What honestly is the baby d in that game?

From what I gather after being yelled at by a nine-year-old, it's just a flying green lizard card in Clash Royale that does 'splash damage' to a group of enemies at once. It's not a physical thing, it's not a cuddly toy, and it definitely won't help your actual baby sleep through the night. It just drains your phone battery and occasionally your bank account.

How do I stop my kid buying digital gems?

You have to go into your phone settings right now and turn off face recognition for app store purchases. I learned this the hard way after sneezing while looking at a payment screen and accidentally authorising a fourteen-quid chest of imaginary gold. Make it require a typed password, and don't make the password your pet's name because they'll guess it immediately.

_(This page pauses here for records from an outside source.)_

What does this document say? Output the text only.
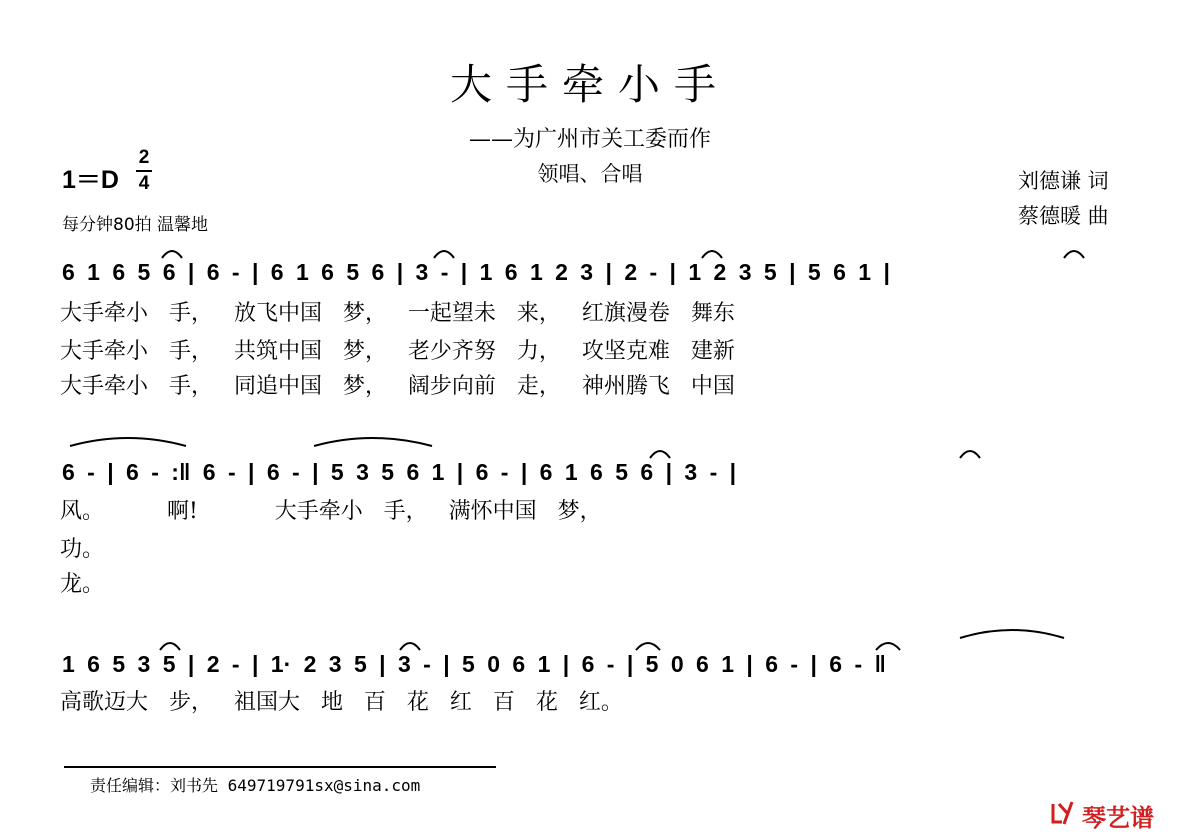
大手牵小手
——为广州市关工委而作
领唱、合唱
1＝D
2
4
每分钟80拍 温馨地
刘德谦 词
蔡德暖 曲
6 1 6 5 6 | 6 - | 6 1 6 5 6 | 3 - | 1 6 1 2 3 | 2 - | 1 2 3 5 | 5 6 1 |
大手牵小   手，   放飞中国   梦，   一起望未   来，   红旗漫卷   舞东
大手牵小   手，   共筑中国   梦，   老少齐努   力，   攻坚克难   建新
大手牵小   手，   同追中国   梦，   阔步向前   走，   神州腾飞   中国
6 - | 6 - :‖ 6 - | 6 - | 5 3 5 6 1 | 6 - | 6 1 6 5 6 | 3 - |
风。         啊!           大手牵小   手，   满怀中国   梦，
功。
龙。
1 6 5 3 5 | 2 - | 1· 2 3 5 | 3 - | 5 0 6 1 | 6 - | 5 0 6 1 | 6 - | 6 - ‖
高歌迈大   步，   祖国大   地   百   花   红   百   花   红。
责任编辑：刘书先 649719791sx@sina.com
琴艺谱
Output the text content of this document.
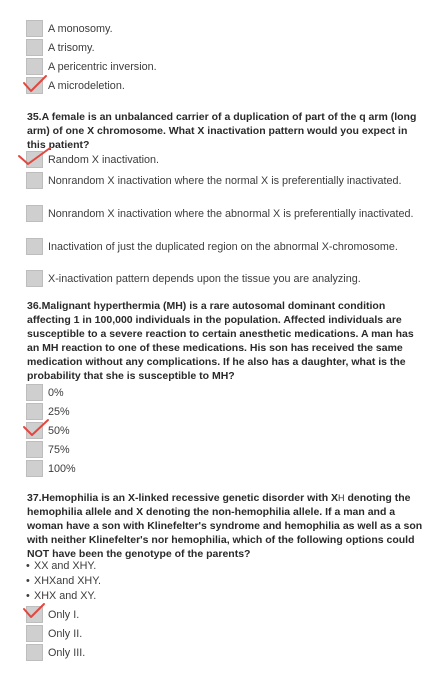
A monosomy.
A trisomy.
A pericentric inversion.
A microdeletion.
35.A female is an unbalanced carrier of a duplication of part of the q arm (long arm) of one X chromosome. What X inactivation pattern would you expect in this patient?
Random X inactivation.
Nonrandom X inactivation where the normal X is preferentially inactivated.
Nonrandom X inactivation where the abnormal X is preferentially inactivated.
Inactivation of just the duplicated region on the abnormal X-chromosome.
X-inactivation pattern depends upon the tissue you are analyzing.
36.Malignant hyperthermia (MH) is a rare autosomal dominant condition affecting 1 in 100,000 individuals in the population. Affected individuals are susceptible to a severe reaction to certain anesthetic medications. A man has an MH reaction to one of these medications. His son has received the same medication without any complications. If he also has a daughter, what is the probability that she is susceptible to MH?
0%
25%
50%
75%
100%
37.Hemophilia is an X-linked recessive genetic disorder with XH denoting the hemophilia allele and X denoting the non-hemophilia allele. If a man and a woman have a son with Klinefelter's syndrome and hemophilia as well as a son with neither Klinefelter's nor hemophilia, which of the following options could NOT have been the genotype of the parents?
• XX and XHY.
• XHXand XHY.
• XHX and XY.
Only I.
Only II.
Only III.
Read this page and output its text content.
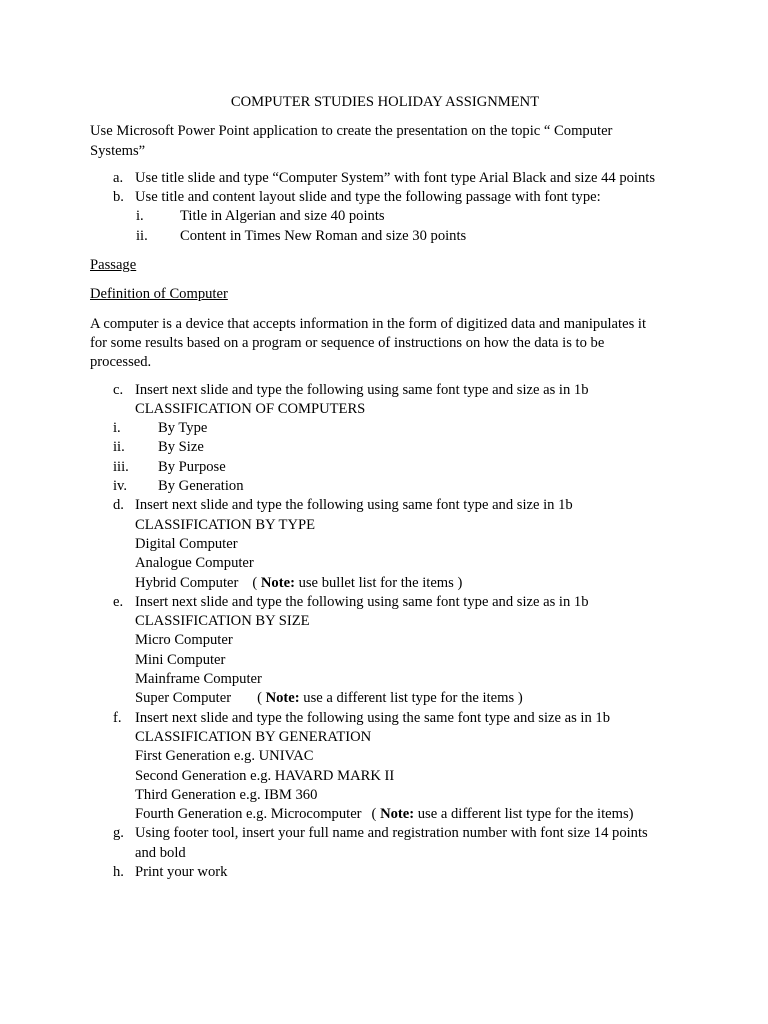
COMPUTER STUDIES HOLIDAY ASSIGNMENT
Use Microsoft Power Point application to create the presentation on the topic “ Computer
Systems”
a. Use title slide and type “Computer System” with font type Arial Black and size 44 points
b. Use title and content layout slide and type the following passage with font type:
i. Title in Algerian and size 40 points
ii. Content in Times New Roman and size 30 points
Passage
Definition of Computer
A computer is a device that accepts information in the form of digitized data and manipulates it
for some results based on a program or sequence of instructions on how the data is to be
processed.
c. Insert next slide and type the following using same font type and size as in 1b
CLASSIFICATION OF COMPUTERS
i.	By Type
ii. By Size
iii. By Purpose
iv. By Generation
d. Insert next slide and type the following using same font type and size in 1b
CLASSIFICATION BY TYPE
Digital Computer
Analogue Computer
Hybrid Computer ( Note: use bullet list for the items )
e. Insert next slide and type the following using same font type and size as in 1b
CLASSIFICATION BY SIZE
Micro Computer
Mini Computer
Mainframe Computer
Super Computer ( Note: use a different list type for the items )
f. Insert next slide and type the following using the same font type and size as in 1b
CLASSIFICATION BY GENERATION
First Generation e.g. UNIVAC
Second Generation e.g. HAVARD MARK II
Third Generation e.g. IBM 360
Fourth Generation e.g. Microcomputer ( Note: use a different list type for the items)
g. Using footer tool, insert your full name and registration number with font size 14 points
and bold
h. Print your work
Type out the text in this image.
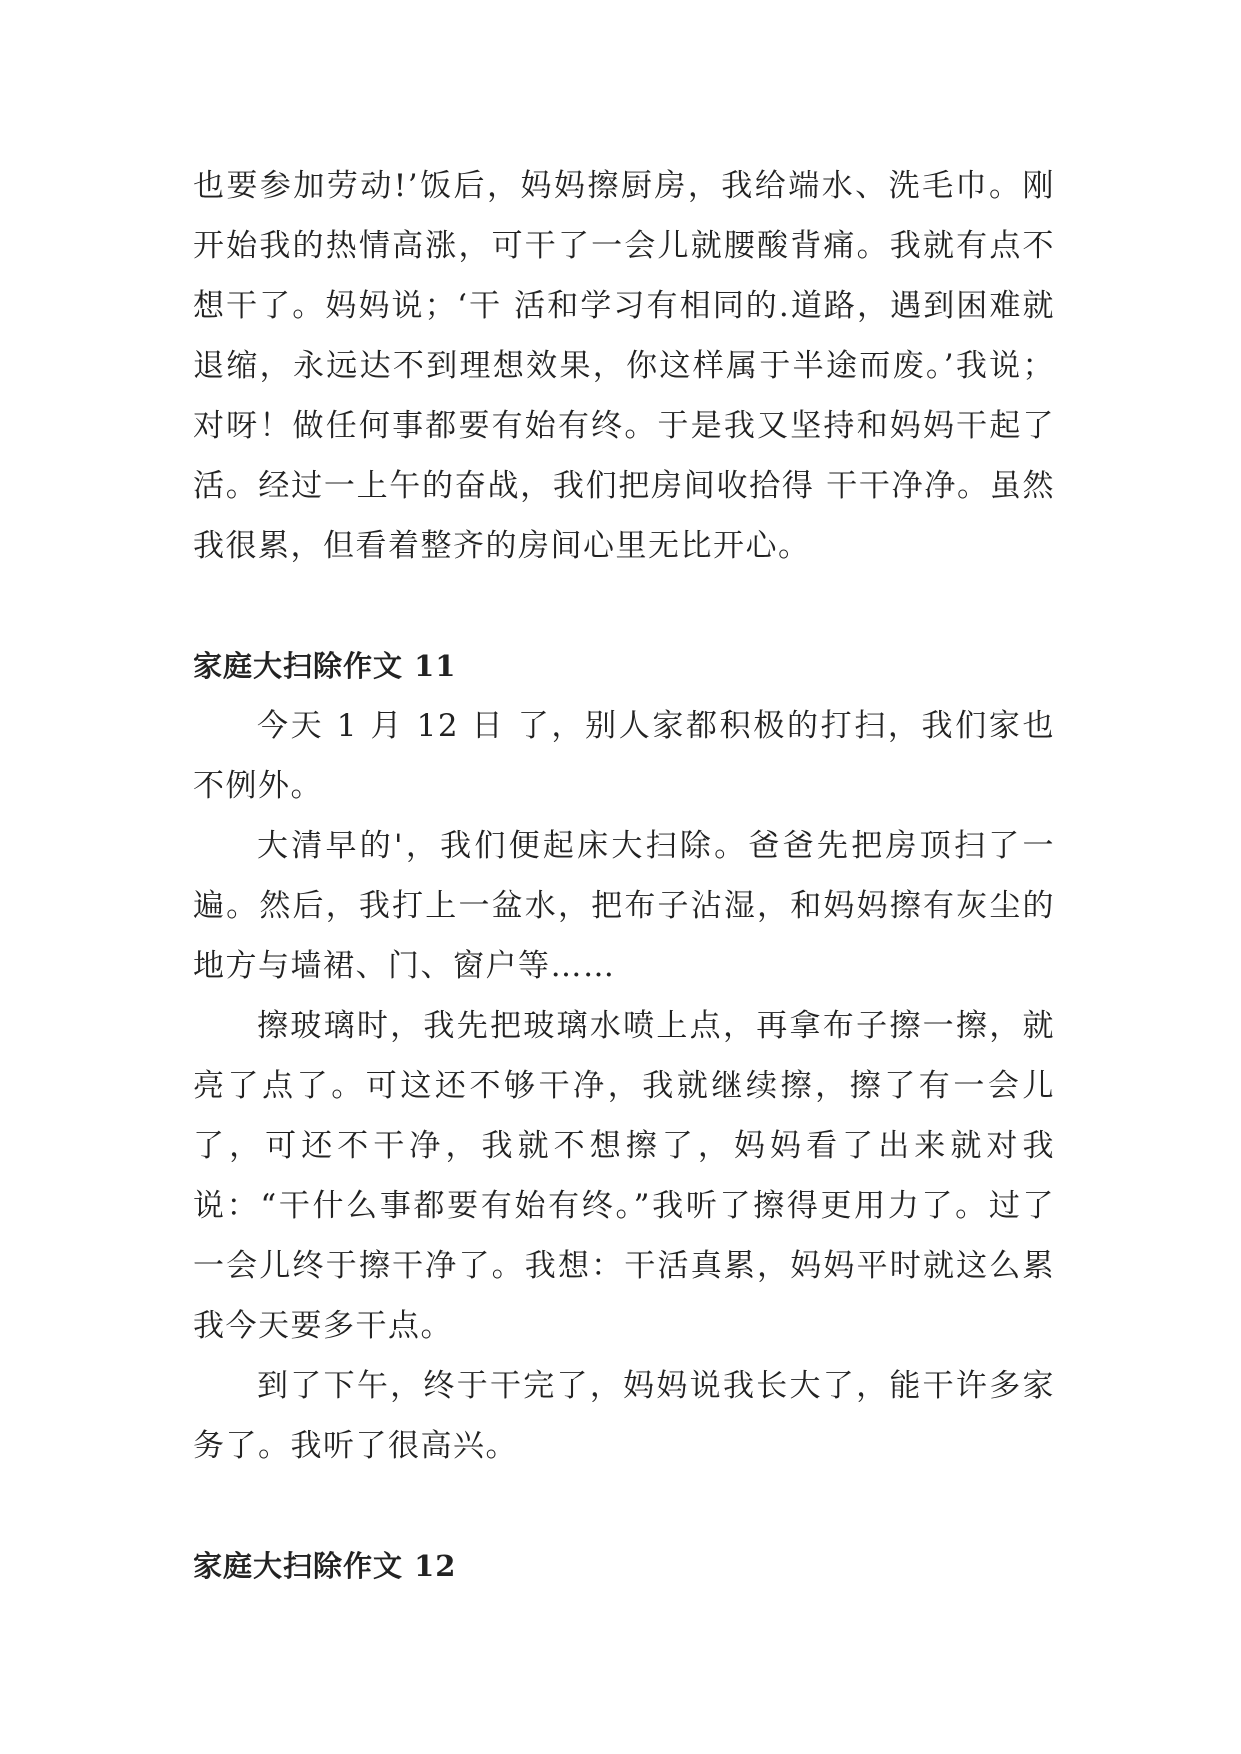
也要参加劳动!’饭后，妈妈擦厨房，我给端水、洗毛巾。刚开始我的热情高涨，可干了一会儿就腰酸背痛。我就有点不想干了。妈妈说；‘干 活和学习有相同的.道路，遇到困难就退缩，永远达不到理想效果，你这样属于半途而废。’我说；对呀！做任何事都要有始有终。于是我又坚持和妈妈干起了活。经过一上午的奋战，我们把房间收拾得 干干净净。虽然我很累，但看着整齐的房间心里无比开心。

家庭大扫除作文 11

今天 1 月 12 日 了，别人家都积极的打扫，我们家也不例外。

大清早的'，我们便起床大扫除。爸爸先把房顶扫了一遍。然后，我打上一盆水，把布子沾湿，和妈妈擦有灰尘的地方与墙裙、门、窗户等……

擦玻璃时，我先把玻璃水喷上点，再拿布子擦一擦，就亮了点了。可这还不够干净，我就继续擦，擦了有一会儿了，可还不干净，我就不想擦了，妈妈看了出来就对我说：“干什么事都要有始有终。”我听了擦得更用力了。过了一会儿终于擦干净了。我想：干活真累，妈妈平时就这么累我今天要多干点。

到了下午，终于干完了，妈妈说我长大了，能干许多家务了。我听了很高兴。

家庭大扫除作文 12
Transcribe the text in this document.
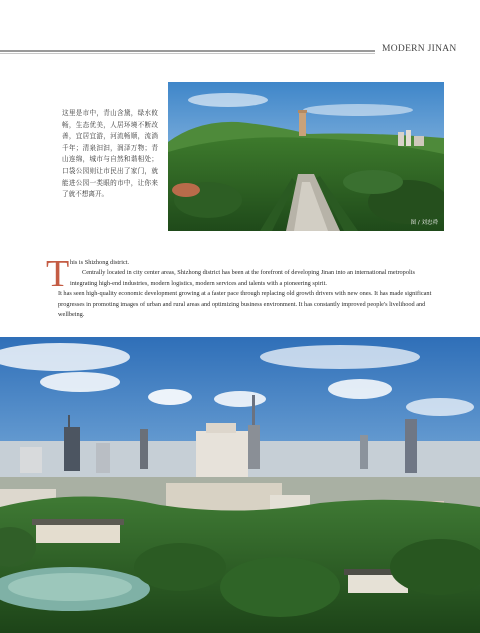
MODERN JINAN
这里是市中，青山含黛，绿水攸畅，生态优美，人居环境不断改善，宜居宜游，河流畅顺，流淌千年；清泉汩汩，润泽万物；青山连绵，城市与自然和谐相处；口袋公园则让市民出了家门，就能进公园一类眼的市中，让你来了就不想离开。
图 / 刘忠舜
T his is Shizhong district.
Centrally located in city center areas, Shizhong district has been at the forefront of developing Jinan into an international metropolis
integrating high-end industries, modern logistics, modern services and talents with a pioneering spirit.
It has seen high-quality economic development growing at a faster pace through replacing old growth drivers with new ones. It has made significant progresses in promoting images of urban and rural areas and optimizing business environment. It has constantly improved people's livelihood and wellbeing.
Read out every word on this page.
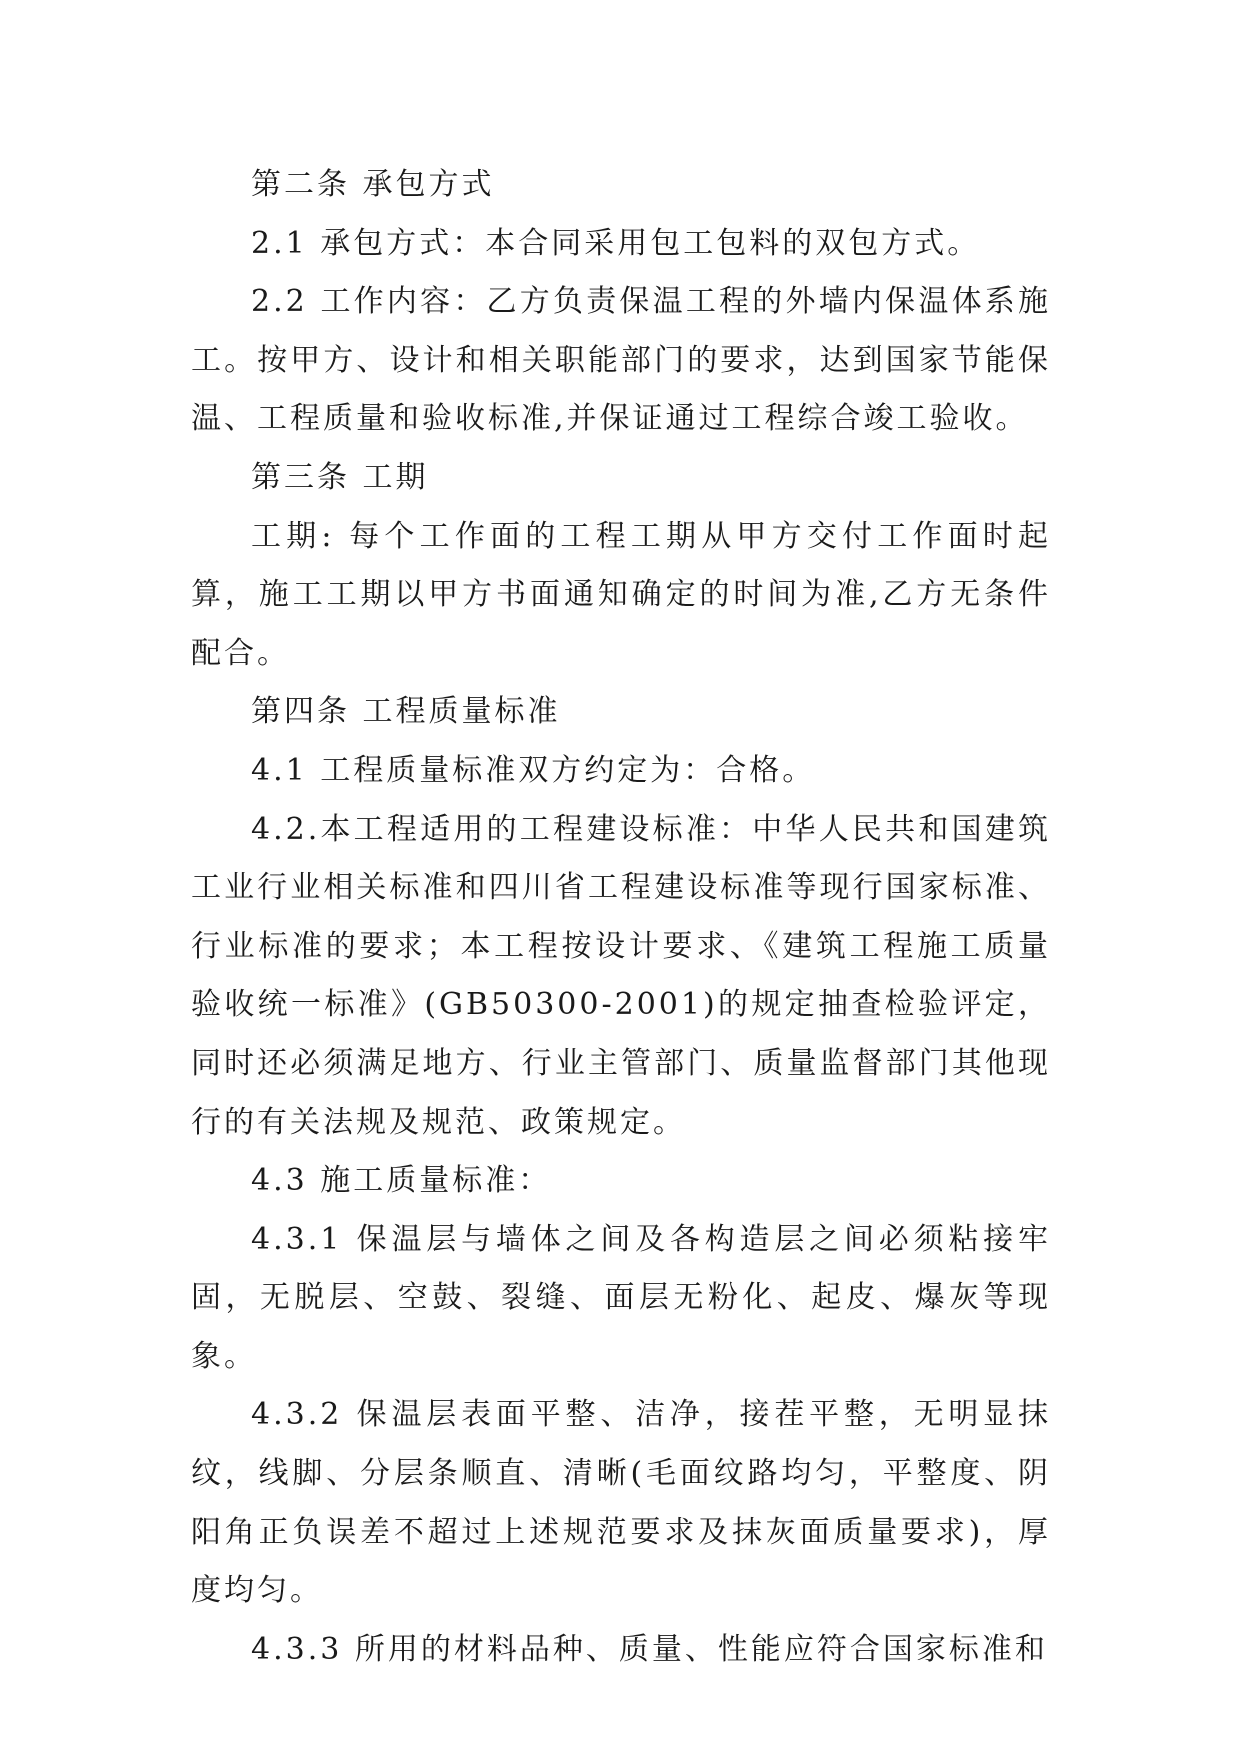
第二条 承包方式

2.1 承包方式：本合同采用包工包料的双包方式。

2.2 工作内容：乙方负责保温工程的外墙内保温体系施工。按甲方、设计和相关职能部门的要求，达到国家节能保温、工程质量和验收标准,并保证通过工程综合竣工验收。

第三条 工期

工期: 每个工作面的工程工期从甲方交付工作面时起算，施工工期以甲方书面通知确定的时间为准,乙方无条件配合。

第四条 工程质量标准

4.1 工程质量标准双方约定为：合格。

4.2.本工程适用的工程建设标准：中华人民共和国建筑工业行业相关标准和四川省工程建设标准等现行国家标准、行业标准的要求；本工程按设计要求、《建筑工程施工质量验收统一标准》(GB50300-2001)的规定抽查检验评定，同时还必须满足地方、行业主管部门、质量监督部门其他现行的有关法规及规范、政策规定。

4.3 施工质量标准：

4.3.1 保温层与墙体之间及各构造层之间必须粘接牢固，无脱层、空鼓、裂缝、面层无粉化、起皮、爆灰等现象。

4.3.2 保温层表面平整、洁净，接茬平整，无明显抹纹，线脚、分层条顺直、清晰(毛面纹路均匀，平整度、阴阳角正负误差不超过上述规范要求及抹灰面质量要求)，厚度均匀。

4.3.3 所用的材料品种、质量、性能应符合国家标准和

Why organic cotton instead of the cheap supermarket stuff?

My GP mumbled something about regular cotton being heavily sprayed with chemicals during farming, which can irritate skin that's already prone to eczema and weird rashes. I just know that the organic stuff we've feels infinitely softer, survives the washing machine better, and doesn't get that weird stiff, scratchy feeling after a few months of use.

Do the Kianao blankets genuinely survive a boil wash?

I wouldn't boil them, honestly. I chuck ours in at forty degrees with whatever detergent is under the sink, and they come out perfectly fine. They genuinely seem to get a bit softer the more I wash them, which is a nice change from the cheap ones that turn into sandpaper after three rounds in the machine.

Are flutter sleeves a terrible idea for messy eaters?

Yeah, absolutely. They're a magnet for mashed banana, gravy, and whatever sticky substance your child has magically acquired on their hands. Save the ruffles for when you've family visiting and want the baby to look presentable, and stick to the plain sleeveless ones when you're just trying to survive a Tuesday afternoon feeding session.